New NBC Show Pushes LGBT Agenda with Transgender 6-Year-Old

March 25th, 2020 12:32 AM

We may be in the middle of quarantine during a pandemic, but the LGBT agenda never takes a break.

This week, NBC introduced the new show Council of Dads, inspired by Bruce Feiler's best-selling memoir of the same name. According to Deadline, after Feiler was diagnosed with cancer he feared "what the absence of a father figure would do to the lives of his young twin daughters, he [Feiler] looked at his male friends and realized that there was no one person perfectly suited for the job. So he formed a Council of Dads, which consisted of six of his closest friends who agreed to help him raise his daughters." Feiler eventually made a full recovery from cancer and raised his daughters. While the new show is inspired by the concept of the book, its storyline differs dramatically from it. 

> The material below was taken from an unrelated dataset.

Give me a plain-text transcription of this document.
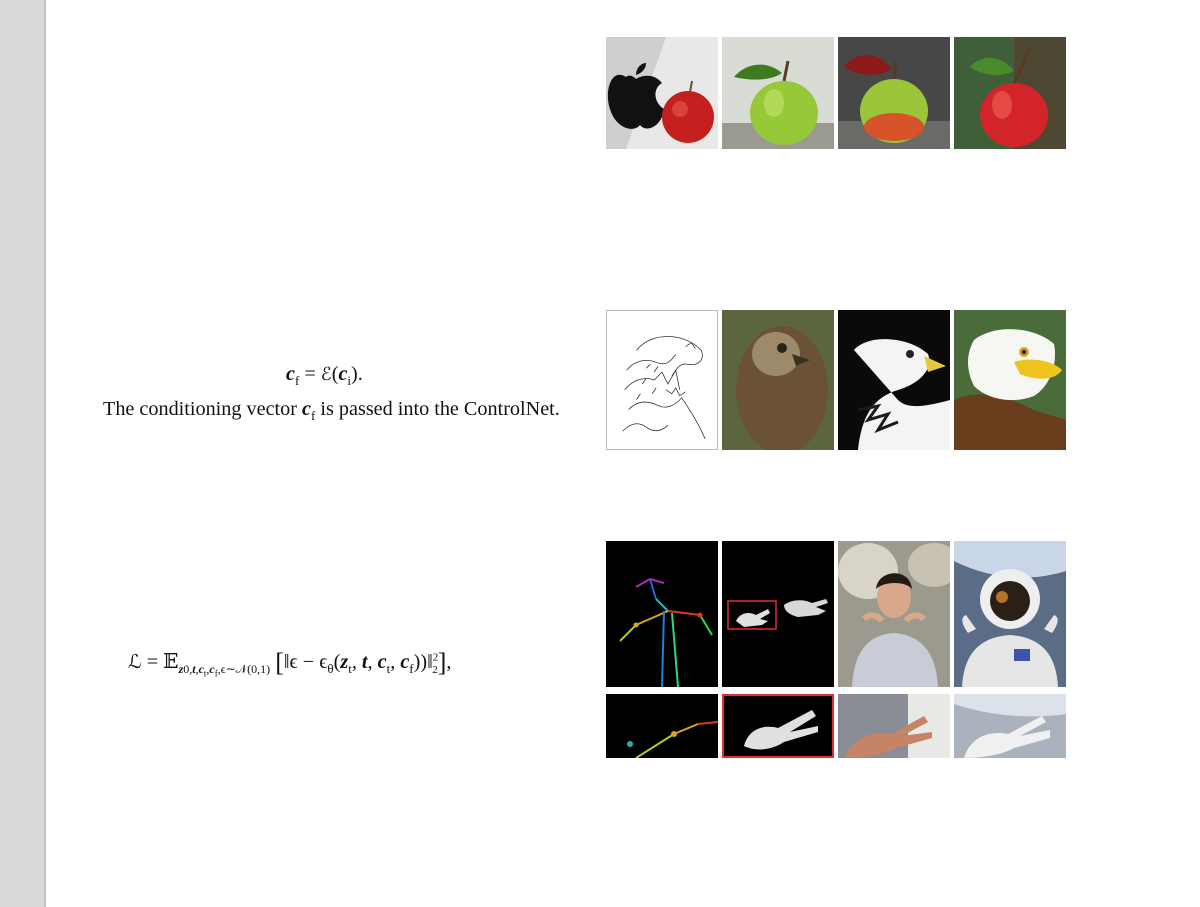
$c_f$ = $ℰ(c_i)$.
The conditioning vector $c_f$ is passed into the ControlNet.
ℒ = 𝔼$_{z0,t,c_t,c_f,\epsilon\sim 𝒩(0,1)}$ [‖ϵ − $\epsilon_\theta(z_t$, t, $c_t$, $c_f))‖^2_2$],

The pilot episode, on March 24th, premiered after This Is Us and is clearly trying to tug at the same heartstrings. Council of Dads introduces a close, loving family trying to get through life's challenges. There are close-knit siblings and an inspiring marriage. And, like This Is Us, fathers are shown as a positive and important presence in children's lives. The show even has a subplot with an unexpected pregnancy that leads to a beautiful new baby welcomed with joy. 

Yet as I watched, I said to myself, "The writers are going to insert an LGBT agenda involving a kid on the audience at some point. The sexual revolutionaries never rest." It happened in the last five minutes.

The devoted father, Scott Perry (Tom Everett Scott), ultimately dies from cancer unlike the memoir. The three men he chose to help his wife with their five children assist her on the day of the funeral. Throughout the episode the audience has been led to believe that one of those five children, six-year-old J.J. (Blue Chapman), is a biological boy. J.J. dresses like a boy, wears a boy's haircut, and is called "he." The features of the six-year-old actor could easily be taken for a boy's. The writers then spring a last-minute surprise on the audience.

 

 

Robin: Ollie, can you take Charlotte?

Ollie: Sure

Robin: Anthony, you can take me, Hope, and JJ. 

Anthony: Yeah, sure.  

Robin: Okay, where is he? Where's J.J.? 

J.J.: I'm right here. 

Robin: What is that? 

J.J.: Grandma said I had to wear it. 

Grandma: I just thought it'll make everything easier today. 

Robin: You mean it would make today easier for you. 

Grandma: Well, honey, I think she looks darl-- 

Robin: He. Mom. How many times have I told you that J.J.'s a boy? And he likes to be called he. Come on, baby. We'll go change.  

J.J.: I'm not mad, Grandma. It can take people from your generation a while to understand. 

Robin: Come on, you. 

Grandma: You have to understand. I'm her grandma. And I love her, and she's so young. How can a first grader decide she's a boy? 

Anthony: I don't think he decided to be a boy. I think he just is a boy. That's how Scott explained it to me. And I think we should be thinking about what Scott would want today. We all should, you know, let J.J. be J.J.

How could a grandmother dare to think of her own granddaughter as a girl! At least the 6-year-old child set that elderly woman straight by condescendingly referring to "her generation." A little "ok boomer" put that woman in her place.

Of course, nobody gives a sufficient answer to Grandma's common sense question, "How can a first grader decide she's a boy?" We are just supposed to believe J.J. is because J.J. says so.

American audiences may be in quarantine, but we must never forget how important it is to use the right pronouns. The wacky gender theory lectures I endured from college theater professors in the nineties now infect nearly all "mainstream" network shows. Television is far worse for it.